The ability to tap into a well of readers was a draw for many users—another is not having to try to drive traffic yourself.
“I definitely recommend not even starting with a traditional WordPress blog,” one user said. “Just go on Medium because it works as a blogging tool and a social media platform. Naturally, there’s going to be a much larger audience there for people to read your work.”
Medium also gives you the ability to get paid based on the amount of engagement your articles get.
Some bloggers make six figures a year—however, only 7% make more than $100 annually. “I make a few bucks,” one user told me. “It does not pay nearly enough to justify the time and effort I put into writing.”
To get started, all you have to do is set up a profile, click “Write a Story”, and start writing. The dashboard is a lot like WordPress’s Gutenberg editor, so it’s fairly intuitive. Once you’re finished, add a few tags and click “publish” and it’s out in the world.
On your own publication, you can also add additional writers and editors plus accept submissions if you’d like.
One of the users on our panel helped found one of the biggest and most popular publications on Medium: The Writing Cooperative. They currently have around 226,000 followers and publish multiple times every day.
“The Writing Cooperative began on Medium in 2014. In some regards, we’ve grown up with the platform” said co-founder Justin Cox. “[…] The Writing Cooperative’s content is often recommended in user feeds, which is a great way to grow an audience.”
Justin went on to say that he doesn’t make a living off of the Writing Cooperative, but he and his co-founder are able to generate some income by setting up a Patreon for the publication as well as launching a coaching program for their community. “Everything we do is geared towards supporting and encouraging writers,” he added.

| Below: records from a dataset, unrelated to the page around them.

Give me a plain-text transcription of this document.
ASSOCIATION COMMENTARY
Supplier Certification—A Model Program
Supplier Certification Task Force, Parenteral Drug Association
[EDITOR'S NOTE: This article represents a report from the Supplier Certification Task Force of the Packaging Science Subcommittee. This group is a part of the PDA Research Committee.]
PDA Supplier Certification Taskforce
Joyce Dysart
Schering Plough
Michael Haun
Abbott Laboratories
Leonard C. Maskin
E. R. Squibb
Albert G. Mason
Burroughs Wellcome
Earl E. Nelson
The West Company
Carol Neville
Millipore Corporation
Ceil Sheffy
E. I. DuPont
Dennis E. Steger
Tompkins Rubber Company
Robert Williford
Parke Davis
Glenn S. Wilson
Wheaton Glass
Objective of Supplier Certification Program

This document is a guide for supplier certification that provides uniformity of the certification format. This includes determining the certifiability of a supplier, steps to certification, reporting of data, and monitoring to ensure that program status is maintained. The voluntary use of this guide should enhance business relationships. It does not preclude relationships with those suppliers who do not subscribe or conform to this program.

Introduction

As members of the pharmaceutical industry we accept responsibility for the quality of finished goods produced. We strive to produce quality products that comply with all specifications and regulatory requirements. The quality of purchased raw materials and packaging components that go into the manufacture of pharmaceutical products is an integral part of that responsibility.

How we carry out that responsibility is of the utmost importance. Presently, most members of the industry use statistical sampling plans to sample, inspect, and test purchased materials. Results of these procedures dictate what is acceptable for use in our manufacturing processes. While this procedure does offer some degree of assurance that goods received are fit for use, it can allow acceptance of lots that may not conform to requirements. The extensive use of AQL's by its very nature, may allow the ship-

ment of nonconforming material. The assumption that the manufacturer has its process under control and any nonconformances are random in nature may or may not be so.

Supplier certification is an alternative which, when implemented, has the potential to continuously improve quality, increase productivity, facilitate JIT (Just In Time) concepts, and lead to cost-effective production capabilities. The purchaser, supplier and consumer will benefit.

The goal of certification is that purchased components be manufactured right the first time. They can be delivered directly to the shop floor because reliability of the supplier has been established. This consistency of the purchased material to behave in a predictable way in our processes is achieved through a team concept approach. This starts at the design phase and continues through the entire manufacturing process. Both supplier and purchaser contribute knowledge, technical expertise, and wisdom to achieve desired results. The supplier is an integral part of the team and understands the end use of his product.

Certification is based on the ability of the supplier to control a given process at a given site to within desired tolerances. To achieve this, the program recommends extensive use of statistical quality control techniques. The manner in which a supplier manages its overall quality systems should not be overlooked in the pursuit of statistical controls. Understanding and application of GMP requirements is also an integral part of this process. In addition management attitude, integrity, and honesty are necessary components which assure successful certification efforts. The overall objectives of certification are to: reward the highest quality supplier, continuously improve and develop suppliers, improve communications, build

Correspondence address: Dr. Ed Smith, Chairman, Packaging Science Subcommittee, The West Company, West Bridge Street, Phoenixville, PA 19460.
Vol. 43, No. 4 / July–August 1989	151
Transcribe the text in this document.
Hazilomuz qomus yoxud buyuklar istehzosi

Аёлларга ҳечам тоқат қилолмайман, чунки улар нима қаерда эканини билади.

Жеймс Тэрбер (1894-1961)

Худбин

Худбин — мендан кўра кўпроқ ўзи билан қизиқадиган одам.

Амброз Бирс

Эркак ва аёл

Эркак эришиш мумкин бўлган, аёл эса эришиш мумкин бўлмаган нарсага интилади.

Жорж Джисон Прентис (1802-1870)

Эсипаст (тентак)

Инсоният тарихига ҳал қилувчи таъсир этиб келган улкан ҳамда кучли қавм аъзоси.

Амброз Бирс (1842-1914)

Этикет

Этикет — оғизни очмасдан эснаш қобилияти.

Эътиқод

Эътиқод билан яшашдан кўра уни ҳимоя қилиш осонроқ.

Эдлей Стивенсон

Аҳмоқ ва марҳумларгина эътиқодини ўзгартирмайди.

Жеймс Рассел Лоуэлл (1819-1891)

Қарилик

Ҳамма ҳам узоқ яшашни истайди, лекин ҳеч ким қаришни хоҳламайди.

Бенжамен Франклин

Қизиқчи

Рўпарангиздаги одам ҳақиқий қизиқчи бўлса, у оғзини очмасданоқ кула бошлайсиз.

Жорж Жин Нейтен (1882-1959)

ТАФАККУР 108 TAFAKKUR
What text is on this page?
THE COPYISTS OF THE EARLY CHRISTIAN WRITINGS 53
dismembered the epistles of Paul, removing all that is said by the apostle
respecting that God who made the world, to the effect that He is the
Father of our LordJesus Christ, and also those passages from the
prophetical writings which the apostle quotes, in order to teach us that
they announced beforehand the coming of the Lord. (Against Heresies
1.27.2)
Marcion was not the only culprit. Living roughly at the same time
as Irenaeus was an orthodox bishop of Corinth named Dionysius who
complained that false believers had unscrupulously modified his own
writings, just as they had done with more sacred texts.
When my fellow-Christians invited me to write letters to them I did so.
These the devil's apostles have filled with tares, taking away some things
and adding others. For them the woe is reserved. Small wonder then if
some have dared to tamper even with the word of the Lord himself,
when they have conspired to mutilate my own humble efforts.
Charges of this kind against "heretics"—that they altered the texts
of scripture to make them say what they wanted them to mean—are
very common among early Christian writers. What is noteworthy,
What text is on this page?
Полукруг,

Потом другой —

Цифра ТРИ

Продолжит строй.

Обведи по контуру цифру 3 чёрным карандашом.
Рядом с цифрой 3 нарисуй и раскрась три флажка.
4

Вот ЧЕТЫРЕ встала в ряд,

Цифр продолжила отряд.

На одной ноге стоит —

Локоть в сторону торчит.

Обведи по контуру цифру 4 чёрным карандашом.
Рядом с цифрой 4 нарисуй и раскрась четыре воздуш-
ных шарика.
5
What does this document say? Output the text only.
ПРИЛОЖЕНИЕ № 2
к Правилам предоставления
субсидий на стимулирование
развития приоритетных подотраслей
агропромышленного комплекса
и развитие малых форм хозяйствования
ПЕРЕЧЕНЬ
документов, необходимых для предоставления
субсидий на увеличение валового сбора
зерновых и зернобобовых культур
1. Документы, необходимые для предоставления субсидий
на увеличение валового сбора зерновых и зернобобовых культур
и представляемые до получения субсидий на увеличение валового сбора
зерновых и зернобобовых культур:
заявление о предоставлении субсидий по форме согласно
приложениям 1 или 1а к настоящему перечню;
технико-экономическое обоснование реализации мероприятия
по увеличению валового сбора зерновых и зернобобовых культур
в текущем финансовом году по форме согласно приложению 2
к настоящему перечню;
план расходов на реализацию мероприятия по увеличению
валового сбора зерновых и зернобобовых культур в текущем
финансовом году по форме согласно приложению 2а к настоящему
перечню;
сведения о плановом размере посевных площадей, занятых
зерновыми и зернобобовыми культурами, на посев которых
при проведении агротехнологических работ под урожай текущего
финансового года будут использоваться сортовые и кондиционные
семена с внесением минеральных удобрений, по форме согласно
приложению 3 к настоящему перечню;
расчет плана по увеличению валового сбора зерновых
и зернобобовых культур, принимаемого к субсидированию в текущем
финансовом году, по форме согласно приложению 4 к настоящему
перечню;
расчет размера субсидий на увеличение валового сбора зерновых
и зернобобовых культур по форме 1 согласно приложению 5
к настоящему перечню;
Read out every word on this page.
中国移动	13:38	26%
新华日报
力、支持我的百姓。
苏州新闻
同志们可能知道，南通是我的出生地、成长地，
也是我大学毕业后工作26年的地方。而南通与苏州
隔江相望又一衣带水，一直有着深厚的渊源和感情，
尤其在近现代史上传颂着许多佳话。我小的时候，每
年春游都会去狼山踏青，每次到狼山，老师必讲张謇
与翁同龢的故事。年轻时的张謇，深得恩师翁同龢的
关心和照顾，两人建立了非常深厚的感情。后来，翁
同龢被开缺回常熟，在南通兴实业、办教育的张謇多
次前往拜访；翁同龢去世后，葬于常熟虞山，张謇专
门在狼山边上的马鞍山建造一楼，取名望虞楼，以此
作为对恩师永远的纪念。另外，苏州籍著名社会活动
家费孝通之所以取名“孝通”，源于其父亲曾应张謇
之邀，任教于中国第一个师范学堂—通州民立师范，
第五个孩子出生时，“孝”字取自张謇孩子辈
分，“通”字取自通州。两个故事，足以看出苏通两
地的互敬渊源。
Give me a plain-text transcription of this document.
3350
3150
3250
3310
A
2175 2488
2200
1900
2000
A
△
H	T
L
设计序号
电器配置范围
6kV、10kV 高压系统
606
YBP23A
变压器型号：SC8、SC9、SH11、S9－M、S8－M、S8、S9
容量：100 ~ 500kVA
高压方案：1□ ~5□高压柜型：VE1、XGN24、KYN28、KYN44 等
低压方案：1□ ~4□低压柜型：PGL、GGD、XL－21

Bottom line: Medium can be a great place to start writing, publishing content for the first time, and building an audience. While there are some monetization options, you shouldn’t expect to make much. At some point, you’ll want to set up your own website.
How We Chose Which Blogging Platforms to Review
We chose our top five blogging platforms by focusing on the following essential qualities:
- Easy learning curve
- Niche-friendly customization
- Audience-building tools
- Profit potential
- Ability to pivot
We researched dozens of the most popular and prominent blog builders and platforms, reviewing each against the criteria above.
This process involved “lighter” research that looked different from platform to platform. We created accounts and built out basic blogs. We also looked at each of the platform’s features and tools across their payment plans if they had them. From there, we narrowed down our list from 12 to five.
As a team, we had a good amount of general knowledge, and some insights into the user interface for each platform at this point.
But we didn’t know what it was like to use each product for years or what it was like to depend on these blogs for business. So we set out to find people who did.
How We Reviewed Each Blogging Platform
I have a ton of experience with WordPress, so I leaned heavily on that. As for the rest of them…
Long-term users the ones who have the hands-on experience we were looking for. They’re the one’s who have spent anywhere from hours to years building their blogs. They know what’s working, what they love, and what needs to be improved.
To find these folks, we reached out to users across each of the platforms. In all, we reached out to 116 users and ended up interviewing 15.
We also verified that they’re actual users of the platforms we talked about.
Our biggest takeaway: There simply isn’t a one-size-fits-all approach to blogging. But WordPress + Hostinger is the best choice if you want to own everything you create, have full control, and make money.